Central property prices showed a contraction of 6.1 percent year-on-year at the end of June 2019 compared to a growth of 0.3 percent year-on-year observed over the same period last year. This contraction brings the average house price down to N$1.4 million compared to N$1.5 million recorded over the same period last year. The negative growth was driven by slowdowns across all segments. The small, medium and luxury segments of 1.9 percent year-on-year, 0.1 percent year-on-year and 27.0 percent year-on-year. Furthermore, growth in the large segment slowed down significantly to 4.9 percent year-on-year.

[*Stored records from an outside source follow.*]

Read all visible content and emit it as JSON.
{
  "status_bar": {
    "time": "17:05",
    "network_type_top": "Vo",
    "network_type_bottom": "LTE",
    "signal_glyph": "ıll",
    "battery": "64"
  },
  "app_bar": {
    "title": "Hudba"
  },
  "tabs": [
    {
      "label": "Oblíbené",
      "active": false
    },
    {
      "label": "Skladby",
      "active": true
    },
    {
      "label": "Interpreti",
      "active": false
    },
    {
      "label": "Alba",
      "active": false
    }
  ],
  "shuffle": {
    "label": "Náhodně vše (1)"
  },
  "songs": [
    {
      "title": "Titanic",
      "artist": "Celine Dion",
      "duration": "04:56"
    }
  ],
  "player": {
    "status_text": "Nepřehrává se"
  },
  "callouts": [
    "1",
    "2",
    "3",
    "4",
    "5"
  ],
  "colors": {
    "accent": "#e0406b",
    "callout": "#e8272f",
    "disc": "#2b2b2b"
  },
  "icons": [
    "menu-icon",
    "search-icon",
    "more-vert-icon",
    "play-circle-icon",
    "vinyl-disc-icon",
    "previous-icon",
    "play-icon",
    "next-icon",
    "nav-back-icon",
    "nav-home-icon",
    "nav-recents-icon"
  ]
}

The coastal region is the weakest performer with property prices showing a deeper contraction of 11.4 percent compared to a contraction of 2.6 percent over the same period last year. While the small, medium and large segments record growth of 2.3 percent year-on-year, 0.7 percent year-on-year and 4.8 percent year-on-year respectively, this was counteracted by the lack of activity in the luxury segment in which no transactions have taken place since November 2017. Henties Bay recorded the biggest price contraction of 37.5 percent, followed by Swakopmund which recorded a contraction of 15.8 percent and Walvis Bay which recorded a contraction of 14.8 percent. The average house price in the coastal region has consequently come down to N$1 025 000 compared to N$1 157 000 recorded in June 2018.
Northern property prices have also continued to retreat, contracting by 6.5 percent year-on-year, compared to a growth of 5.3 percent recorded over the same period in 2018. This contraction is driven by price contractions in the small segment of 1.9 percent, which offset growth in the medium and large segments of 3.0 percent year-on-year and 9.8 percent year-on-year. The average house price in the northern region is now N$822 000, the lowest it has been this year. The average house price over the same period last year was recorded at N$879 000.
The price index for the southern region showed the smallest contraction of 5.1 percent year-on-year compared to growth of 2.2 percent recorded over the same period last year. The average house price in the southern region is now N$832 000 compared to N$877 000 recorded in June 2018 with this decline driven solely by a contraction in the small housing segment.